Now, pairing the two datasets together – the data I’m building along with the encoded qualitative data in the Football Manager database – that would be powerful (and might actually become an option through partnerships and other arrangements in the future as things develop – so watch this space).
5 – The aim should be to identify talented players who haven’t yet made a biographic impact
I’m not sure about this. No biographic impact at all? I guess theoretically, a player that has made no biographic impact – so someone like me – could be good enough to play for a Premier League club (if Brendan Rodgers is reading this, I’m not picky about squad numbers – any will do). In reality, even if that impact is small – like a youth academy or international appearance for example – that’s still an impact that can be objectively recorded assessed. Now aged 30, my career biography doesn’t say ‘Lee Mooney can never be good enough to be a first-team regular for Liverpool FC” but it does say that “the probability that Lee Mooney will ever be good enough to be a first-team regular for Liverpool FC is significantly lower than his probability of visiting outer-space”.

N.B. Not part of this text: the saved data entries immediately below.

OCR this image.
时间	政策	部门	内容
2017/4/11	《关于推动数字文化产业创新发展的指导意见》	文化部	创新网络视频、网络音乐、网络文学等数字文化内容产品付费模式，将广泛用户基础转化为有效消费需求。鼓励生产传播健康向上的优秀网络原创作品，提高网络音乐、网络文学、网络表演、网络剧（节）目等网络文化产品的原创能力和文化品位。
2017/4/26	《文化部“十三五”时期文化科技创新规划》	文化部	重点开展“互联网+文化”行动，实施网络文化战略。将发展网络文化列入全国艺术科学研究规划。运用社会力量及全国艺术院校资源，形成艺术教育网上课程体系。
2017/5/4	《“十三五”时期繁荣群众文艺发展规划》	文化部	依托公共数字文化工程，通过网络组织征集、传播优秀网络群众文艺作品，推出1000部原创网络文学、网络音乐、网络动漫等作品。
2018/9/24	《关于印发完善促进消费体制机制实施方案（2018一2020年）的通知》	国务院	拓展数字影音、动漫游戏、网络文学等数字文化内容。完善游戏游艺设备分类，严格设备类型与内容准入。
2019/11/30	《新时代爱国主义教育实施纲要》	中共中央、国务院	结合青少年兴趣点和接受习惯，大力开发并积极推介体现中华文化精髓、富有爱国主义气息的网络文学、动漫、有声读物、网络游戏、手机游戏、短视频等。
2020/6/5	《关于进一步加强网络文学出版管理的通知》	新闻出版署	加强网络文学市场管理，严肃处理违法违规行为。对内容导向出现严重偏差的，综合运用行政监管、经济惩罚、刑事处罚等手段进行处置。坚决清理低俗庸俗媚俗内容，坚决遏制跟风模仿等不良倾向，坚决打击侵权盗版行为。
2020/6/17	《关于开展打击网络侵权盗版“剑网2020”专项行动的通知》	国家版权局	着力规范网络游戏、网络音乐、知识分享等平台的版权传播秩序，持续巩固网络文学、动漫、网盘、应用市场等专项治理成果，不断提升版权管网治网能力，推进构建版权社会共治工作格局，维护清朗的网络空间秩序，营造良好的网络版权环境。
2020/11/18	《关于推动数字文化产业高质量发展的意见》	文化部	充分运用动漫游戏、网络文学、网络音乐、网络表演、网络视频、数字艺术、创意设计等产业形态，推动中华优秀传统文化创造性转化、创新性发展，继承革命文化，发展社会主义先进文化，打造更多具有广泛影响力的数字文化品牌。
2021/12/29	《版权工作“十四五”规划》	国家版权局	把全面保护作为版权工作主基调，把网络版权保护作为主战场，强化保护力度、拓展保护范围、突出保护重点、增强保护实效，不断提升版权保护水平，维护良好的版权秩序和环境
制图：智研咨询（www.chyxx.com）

More realistically, I guess the aim here is to find players that are capable of making a bigger impact than they have because of a lack of suitable opportunities (cue the club willing to give such a player such an opportunity). That’s different, and an objective that I would entirely support. A good ‘current’ example might be Victor Wanyama. Before joining Celtic for £900,000 from ‘Beerschot AC’ in Belgium he’d achieved 50 full senior appearances and a number of international appearances for Kenya – before his 20th birthday. Would I have had him on my ‘data radar’ back then? Absolutely! I guess you’d need to ask the clubs to see how many of them could honestly say the same.
6 – Data can’t easily help you identify players that fit a certain style or system
I agree with this too actually. The data that might help with this is either expensive to acquire or it just doesn’t exist (or can’t be made available in a timely fashion to support recruitment decisions). Again, this is where human judgement based on thousands of hours spent watching football can really make the difference between an ‘acceptable’ impact and a ‘historic’ impact. I love the examples of Jamie Carragher being ‘converted’ by Ronnie Moran and then later by Rafael Benitez. Similarly, the switching of Ray Kennedy by Bob Paisley from a central striker to a ‘wide-forward‘ was inspired. Arsene Wenger converting Thierry Henry to a central striker form a wide midfield player took a talent and made him something else entirely. Football ‘geniuses’ can do, and have done, these things – but examples are quite rare in-relation to the thousands of transfer transactions that take place all over the world every season.
7 – Much of what counts in football is difficult to count effectively in practice
I couldn’t agree more on this. I’m not sure what should be counted to be honest. I have some ideas but again, that’s probably for another time.
In truth, I’m not really in the business of trying to re-define what the established data providers are doing. These organisations have invested heavily in a range of technologies and processes and need to realise profitability from those investments – even if they were the wrong investments. It’s the responsibility of those buying this content – clubs and the like – to make sure they’re getting value for money and, if they’re not, to drive the evolution of this data towards ever-increasing value by voting with their feet.
As bloggers and ‘fanalysts’ we basically ‘get what we’re given’ so we’re not really in a position to influence things, certainly not at any great speed. We can talk and comment and hypothesise. But, like so many things in life, those with the money have the power.